David Sirota's picture

CAF STAFF

The concept of "blowback" is not something new. As I noted in my most recent syndicated column, blowback is a term long used by our intelligence agencies to describe retaliation against our government for supporting foreign government brutality. Jeremiah Wright - albeit inartfully - described the influence of blowback as it related to the 9/11 attacks and our longstanding support for a variety of Middle Eastern dictatorships. Now, we can see the potential for blowback as it relates to our economic policies - and right here in our own hemisphere.

As you may have heard, the Bush administration is pushing Congress to pass a "free" trade deal with Colombia - a country whose government has been supporting - whether directly or indirectly - all sorts of horrific brutality against its own people. Here's the latest from the Washington Post:

Funded in part by the Bush administration, a six-year military offensive has helped the [Colombian] government here wrest back territory once controlled by guerrillas...But under intense pressure from Colombian military commanders to register combat kills, the army has in recent years also increasingly been killing poor farmers and passing them off as rebels slain in combat, government officials and human rights groups say.

Clearly, the Colombian government's efforts to crack down on guerillas who work with drug cartels is a good thing - but this kind of brutality is unacceptable. Couple it with the Colombian government's known association with paramilitary gangs and with the ongoing violence against union organizers, and the prospect of rewarding this country with a much coveted "free" trade deal is downright troubling - especially when you consider the prospect of blowback.

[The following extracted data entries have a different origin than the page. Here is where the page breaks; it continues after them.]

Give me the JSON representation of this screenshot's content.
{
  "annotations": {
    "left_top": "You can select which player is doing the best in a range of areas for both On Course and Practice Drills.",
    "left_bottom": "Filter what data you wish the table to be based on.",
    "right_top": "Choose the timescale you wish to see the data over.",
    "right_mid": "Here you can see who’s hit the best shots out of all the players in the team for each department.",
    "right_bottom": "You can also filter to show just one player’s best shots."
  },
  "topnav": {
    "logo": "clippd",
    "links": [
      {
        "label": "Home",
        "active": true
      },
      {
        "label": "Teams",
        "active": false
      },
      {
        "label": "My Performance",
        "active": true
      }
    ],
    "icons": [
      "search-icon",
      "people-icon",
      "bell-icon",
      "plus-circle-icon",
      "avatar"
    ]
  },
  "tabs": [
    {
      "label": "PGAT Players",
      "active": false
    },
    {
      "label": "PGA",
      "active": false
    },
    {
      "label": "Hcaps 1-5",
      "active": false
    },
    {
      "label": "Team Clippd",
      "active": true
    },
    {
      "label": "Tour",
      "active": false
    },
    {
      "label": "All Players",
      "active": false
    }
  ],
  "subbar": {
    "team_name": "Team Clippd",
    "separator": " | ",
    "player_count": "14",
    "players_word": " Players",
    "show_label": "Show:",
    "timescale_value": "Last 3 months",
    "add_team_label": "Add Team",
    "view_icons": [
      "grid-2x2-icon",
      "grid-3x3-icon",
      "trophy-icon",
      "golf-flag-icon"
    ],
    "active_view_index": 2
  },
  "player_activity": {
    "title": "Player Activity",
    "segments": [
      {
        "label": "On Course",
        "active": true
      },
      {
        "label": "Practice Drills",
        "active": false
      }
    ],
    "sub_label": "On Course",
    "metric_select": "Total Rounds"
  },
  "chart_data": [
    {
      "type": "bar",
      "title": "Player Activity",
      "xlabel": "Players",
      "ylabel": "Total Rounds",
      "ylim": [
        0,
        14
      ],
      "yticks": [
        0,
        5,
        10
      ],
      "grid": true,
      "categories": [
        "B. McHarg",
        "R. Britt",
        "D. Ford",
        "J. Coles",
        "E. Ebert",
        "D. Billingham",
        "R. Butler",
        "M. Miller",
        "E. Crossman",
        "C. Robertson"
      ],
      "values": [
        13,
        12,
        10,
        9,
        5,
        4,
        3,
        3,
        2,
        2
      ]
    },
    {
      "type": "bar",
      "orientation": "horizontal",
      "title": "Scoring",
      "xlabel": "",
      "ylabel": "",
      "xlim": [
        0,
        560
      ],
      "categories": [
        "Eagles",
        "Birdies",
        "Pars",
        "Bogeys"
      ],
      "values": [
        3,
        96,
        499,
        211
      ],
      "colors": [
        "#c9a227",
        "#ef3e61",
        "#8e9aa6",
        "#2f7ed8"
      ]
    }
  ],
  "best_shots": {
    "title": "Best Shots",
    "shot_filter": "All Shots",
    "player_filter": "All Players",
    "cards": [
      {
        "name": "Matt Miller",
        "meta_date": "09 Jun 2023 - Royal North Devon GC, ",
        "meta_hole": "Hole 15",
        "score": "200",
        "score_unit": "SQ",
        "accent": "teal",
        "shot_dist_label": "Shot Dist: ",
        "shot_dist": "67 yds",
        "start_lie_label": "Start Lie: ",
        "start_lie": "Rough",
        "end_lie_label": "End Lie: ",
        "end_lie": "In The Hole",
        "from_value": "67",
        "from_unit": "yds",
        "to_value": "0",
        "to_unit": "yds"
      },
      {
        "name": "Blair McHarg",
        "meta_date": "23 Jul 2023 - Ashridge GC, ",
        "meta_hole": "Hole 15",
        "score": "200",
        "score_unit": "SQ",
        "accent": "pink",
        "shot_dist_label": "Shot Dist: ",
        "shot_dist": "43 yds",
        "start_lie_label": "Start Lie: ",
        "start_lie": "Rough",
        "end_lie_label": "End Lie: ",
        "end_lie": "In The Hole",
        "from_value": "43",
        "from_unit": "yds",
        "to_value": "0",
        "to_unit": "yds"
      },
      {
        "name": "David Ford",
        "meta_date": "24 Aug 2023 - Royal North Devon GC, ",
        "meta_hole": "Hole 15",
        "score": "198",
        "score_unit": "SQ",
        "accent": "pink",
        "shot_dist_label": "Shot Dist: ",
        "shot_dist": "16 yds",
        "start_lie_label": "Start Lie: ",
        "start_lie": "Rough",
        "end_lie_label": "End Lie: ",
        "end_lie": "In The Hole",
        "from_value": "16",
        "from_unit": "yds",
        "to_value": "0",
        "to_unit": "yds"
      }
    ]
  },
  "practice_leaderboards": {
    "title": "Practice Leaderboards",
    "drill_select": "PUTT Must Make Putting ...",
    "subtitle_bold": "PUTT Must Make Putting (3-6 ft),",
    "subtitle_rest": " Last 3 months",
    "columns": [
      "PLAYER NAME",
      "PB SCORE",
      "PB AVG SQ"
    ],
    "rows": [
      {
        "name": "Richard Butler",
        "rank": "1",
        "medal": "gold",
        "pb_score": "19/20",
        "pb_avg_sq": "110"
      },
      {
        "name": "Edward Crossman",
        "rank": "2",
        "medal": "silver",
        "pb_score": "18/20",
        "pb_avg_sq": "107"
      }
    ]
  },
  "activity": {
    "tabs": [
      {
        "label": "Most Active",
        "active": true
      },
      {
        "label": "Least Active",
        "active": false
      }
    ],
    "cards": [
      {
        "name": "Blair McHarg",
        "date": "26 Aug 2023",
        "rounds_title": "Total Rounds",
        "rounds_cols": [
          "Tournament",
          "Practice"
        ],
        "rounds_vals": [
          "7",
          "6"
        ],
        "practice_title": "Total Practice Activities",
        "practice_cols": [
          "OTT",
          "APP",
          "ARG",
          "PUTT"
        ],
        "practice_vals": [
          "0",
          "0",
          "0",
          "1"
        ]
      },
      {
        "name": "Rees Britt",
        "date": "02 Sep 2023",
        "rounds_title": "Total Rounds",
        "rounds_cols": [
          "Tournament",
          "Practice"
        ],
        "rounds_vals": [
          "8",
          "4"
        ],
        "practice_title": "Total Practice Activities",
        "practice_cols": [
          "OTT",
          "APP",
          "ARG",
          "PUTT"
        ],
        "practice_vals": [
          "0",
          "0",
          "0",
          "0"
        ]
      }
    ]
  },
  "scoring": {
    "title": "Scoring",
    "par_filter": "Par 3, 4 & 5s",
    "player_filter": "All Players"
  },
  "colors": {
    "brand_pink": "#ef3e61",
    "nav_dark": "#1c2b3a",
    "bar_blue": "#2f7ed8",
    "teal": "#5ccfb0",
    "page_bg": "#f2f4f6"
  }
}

That's what the anti-Americanism epitomized by the rhetoric of Venezuelan president Hugo Chavez really is - a Latin American version of blowback. I'm not saying it is deserved or should be applauded at all - but it certainly should be something we consider when we make foreign policy and international economic policy. When we reward oppressive governments with economic goodies, we tell the indigenous population in the region that America exists not to spread freedom, but to spread oppression. Continuing to pass "free" trade deals that enflame anti-American passions (and, of course, destroy our own economy here at ome) is just downright stupid - no matter how happy it makes corporate lobbyists on K Street.

And yet, the push for these "free" trade deals continues. As Reuters reports:

The Bush administration hopes pending trade deals with Colombia and Panama will help it realize its longtime dream of a free trade zone stretching from northern Alaska to the southern tip of Chile.

Mind you, polls show this "free trade zone" is unpopular in almost every country it encompasses. The only demographic it is truly popular among are wealthy elites. And no matter how much the Bush administration says it wants to stop anti-Americanism in our hemisphere and fix our economy at home, passing corporate-written trade deals is the way to do the exact opposite.